Договаривать мой ученик не стал, но и без того было ясно, какой родитель имеется в виду.
— Нет, — отрезал я. — Это точно, поверь.
— Тогда отчего ты не объявил о том с Царского места?
— А ты не понимаешь?
— Нет.
— Жаль, — вздохнул я. — Ладно, поясню. Начну с того, что нам навряд ли поверили бы. Вспомни, как искренне оплакивали его на Пожаре. И если б люди решили, будто мы на него клевещем, то могло не поздоровиться нам самим. Это во-первых. А во-вторых, если б поверили, было б еще хуже. Получилось бы, что бояре, которых мы с тобой ныне отдали народу на растерзание, ни в чем не повинны. За что ж мы их тогда предали лютой смерти, а?
Федор призадумался.
— Вот-вот. И еще одно. Кто топчет могилы умерших недругов, тот зачастую втаптывает в грязь и самого себя.
— Это ты к чему? — недовольно насупился Годунов.
— К тому, что если у него не было права на престол, то не было и права на завещание, в котором он объявил тебя наследником, — напомнил я.
— А мой батюшка? Я ведь и его наследник.
— Наследник вотчин и прочих богатств, но не власти, — возразил я. — Не забывай, коль Борис Федорович взошел на престол через избрание, следовательно, тебе тоже придется пройти через эту процедуру.
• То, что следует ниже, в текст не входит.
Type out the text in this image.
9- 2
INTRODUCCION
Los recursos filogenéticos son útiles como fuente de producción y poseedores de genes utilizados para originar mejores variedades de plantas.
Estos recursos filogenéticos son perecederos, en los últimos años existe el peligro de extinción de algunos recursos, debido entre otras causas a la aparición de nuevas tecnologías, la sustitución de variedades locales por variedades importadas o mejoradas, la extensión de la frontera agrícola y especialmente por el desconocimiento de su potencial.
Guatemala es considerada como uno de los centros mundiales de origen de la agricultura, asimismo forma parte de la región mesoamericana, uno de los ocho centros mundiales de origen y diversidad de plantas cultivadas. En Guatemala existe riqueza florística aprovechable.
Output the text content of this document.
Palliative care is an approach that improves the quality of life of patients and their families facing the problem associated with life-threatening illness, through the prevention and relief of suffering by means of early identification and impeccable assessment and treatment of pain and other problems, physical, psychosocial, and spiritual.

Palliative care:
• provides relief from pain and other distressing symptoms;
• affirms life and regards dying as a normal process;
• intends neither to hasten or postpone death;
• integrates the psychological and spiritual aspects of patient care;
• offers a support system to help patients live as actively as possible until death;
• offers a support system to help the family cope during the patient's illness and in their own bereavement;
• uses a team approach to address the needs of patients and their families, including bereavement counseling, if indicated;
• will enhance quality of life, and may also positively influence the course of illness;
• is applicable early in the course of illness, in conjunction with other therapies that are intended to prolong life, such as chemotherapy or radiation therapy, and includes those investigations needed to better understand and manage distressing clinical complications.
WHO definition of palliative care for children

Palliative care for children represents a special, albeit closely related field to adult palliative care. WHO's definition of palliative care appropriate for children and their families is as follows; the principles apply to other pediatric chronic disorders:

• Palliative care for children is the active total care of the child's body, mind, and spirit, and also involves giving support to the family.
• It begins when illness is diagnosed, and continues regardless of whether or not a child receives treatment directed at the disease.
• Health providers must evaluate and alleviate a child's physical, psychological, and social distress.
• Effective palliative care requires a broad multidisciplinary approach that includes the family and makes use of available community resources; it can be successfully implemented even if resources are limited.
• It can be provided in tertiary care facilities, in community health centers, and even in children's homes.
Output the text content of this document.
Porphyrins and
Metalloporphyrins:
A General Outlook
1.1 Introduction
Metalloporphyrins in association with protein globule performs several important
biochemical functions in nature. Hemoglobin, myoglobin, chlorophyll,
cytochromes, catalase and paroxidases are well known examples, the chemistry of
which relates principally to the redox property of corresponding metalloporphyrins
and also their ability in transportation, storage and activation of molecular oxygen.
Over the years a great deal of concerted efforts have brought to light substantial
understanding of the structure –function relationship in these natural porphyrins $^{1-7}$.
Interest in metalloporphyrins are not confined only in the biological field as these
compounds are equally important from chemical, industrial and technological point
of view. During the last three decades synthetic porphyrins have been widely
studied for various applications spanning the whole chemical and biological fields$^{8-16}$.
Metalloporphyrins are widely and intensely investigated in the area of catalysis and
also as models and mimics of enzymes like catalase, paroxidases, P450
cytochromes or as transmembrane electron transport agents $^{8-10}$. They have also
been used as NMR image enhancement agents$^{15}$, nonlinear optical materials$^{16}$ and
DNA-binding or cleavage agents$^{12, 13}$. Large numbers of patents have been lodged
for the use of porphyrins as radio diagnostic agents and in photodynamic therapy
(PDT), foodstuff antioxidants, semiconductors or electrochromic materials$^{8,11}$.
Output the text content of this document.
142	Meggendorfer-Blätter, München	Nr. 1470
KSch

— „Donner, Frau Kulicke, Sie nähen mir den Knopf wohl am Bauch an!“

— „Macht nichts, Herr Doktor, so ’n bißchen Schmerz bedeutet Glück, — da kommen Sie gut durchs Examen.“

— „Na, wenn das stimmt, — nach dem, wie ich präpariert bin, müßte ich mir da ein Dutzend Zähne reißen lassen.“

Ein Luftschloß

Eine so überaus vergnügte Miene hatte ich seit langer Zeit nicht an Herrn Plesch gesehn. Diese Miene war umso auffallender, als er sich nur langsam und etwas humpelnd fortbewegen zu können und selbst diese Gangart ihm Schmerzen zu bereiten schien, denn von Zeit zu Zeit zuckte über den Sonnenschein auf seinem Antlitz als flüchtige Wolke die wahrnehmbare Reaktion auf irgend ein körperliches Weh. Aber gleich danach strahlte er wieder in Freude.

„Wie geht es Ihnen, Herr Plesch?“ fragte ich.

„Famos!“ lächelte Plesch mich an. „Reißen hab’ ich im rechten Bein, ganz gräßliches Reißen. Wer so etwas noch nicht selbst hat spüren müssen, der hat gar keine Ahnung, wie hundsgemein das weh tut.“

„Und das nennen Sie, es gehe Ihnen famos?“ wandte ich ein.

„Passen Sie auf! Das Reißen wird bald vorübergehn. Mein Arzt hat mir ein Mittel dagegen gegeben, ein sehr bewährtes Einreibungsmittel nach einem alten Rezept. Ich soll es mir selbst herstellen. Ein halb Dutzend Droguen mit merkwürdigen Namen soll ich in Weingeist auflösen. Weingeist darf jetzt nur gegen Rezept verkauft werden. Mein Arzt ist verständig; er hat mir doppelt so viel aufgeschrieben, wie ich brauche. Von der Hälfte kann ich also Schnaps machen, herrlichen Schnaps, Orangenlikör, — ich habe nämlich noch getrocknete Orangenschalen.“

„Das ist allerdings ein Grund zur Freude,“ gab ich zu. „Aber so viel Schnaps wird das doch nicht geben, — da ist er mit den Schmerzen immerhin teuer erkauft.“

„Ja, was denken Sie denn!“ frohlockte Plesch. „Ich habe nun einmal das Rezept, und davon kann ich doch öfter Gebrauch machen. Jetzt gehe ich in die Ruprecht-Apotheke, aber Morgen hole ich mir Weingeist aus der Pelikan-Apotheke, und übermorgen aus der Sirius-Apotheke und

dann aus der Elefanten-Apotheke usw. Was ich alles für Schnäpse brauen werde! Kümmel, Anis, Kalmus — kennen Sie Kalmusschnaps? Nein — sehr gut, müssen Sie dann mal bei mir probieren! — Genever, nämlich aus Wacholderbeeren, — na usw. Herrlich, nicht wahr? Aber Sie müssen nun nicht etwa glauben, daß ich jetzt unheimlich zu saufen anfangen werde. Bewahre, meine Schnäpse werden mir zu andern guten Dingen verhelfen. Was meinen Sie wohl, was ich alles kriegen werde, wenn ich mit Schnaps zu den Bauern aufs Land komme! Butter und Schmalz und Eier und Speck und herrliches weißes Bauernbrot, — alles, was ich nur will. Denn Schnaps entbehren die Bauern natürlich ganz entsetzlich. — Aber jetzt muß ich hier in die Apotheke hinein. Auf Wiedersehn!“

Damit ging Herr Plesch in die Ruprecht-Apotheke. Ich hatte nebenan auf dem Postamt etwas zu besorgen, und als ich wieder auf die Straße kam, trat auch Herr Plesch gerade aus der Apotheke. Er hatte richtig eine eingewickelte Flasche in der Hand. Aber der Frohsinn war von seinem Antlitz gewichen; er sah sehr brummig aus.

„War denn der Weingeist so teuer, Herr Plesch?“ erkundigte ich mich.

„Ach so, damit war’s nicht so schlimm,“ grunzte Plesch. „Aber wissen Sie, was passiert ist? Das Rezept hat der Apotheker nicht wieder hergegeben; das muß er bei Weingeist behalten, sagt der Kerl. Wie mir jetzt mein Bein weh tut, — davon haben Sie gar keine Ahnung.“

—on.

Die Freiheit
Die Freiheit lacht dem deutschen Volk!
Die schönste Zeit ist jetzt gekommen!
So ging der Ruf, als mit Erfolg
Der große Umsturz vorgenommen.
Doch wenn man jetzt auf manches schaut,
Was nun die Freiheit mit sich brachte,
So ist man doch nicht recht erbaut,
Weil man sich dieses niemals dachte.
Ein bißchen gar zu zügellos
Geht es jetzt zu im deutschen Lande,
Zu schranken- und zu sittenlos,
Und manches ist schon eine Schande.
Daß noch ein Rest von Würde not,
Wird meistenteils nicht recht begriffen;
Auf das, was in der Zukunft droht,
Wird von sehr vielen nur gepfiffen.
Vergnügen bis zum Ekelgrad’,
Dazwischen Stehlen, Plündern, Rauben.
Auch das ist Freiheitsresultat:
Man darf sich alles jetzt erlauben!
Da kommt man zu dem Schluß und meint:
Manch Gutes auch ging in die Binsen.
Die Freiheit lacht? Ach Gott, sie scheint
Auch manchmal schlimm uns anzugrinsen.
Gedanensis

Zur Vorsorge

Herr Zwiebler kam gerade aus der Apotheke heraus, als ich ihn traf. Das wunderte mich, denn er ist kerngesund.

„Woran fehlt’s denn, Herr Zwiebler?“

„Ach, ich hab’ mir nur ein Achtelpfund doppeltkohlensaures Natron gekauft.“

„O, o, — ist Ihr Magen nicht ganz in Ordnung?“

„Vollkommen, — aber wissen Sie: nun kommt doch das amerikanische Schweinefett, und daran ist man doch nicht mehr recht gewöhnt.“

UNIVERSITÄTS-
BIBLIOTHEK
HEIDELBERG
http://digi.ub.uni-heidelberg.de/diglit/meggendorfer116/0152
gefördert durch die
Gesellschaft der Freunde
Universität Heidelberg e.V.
И тогда твои враги могут обыграть слова Дмитрия тебе во вред. Коль Федора Годунова назначил наследником обычный расстрига-монах, да еще подозреваемый в измене православной вере, к черту такое завещание.
— Да проку с того завещания, ежели его сын сядет на престол! — возмутился он.
— Касаемо сына у меня большие сомнения, — усмехнулся я. — Да и насчет дочки тоже. Или ты забыл, о чем мы говорили с твоей матушкой?
— Я, признаться, помыслил, будто ты лишь для ее успокоения таковское брякнул, — промямлил он. — А ты, выходит, взаправду?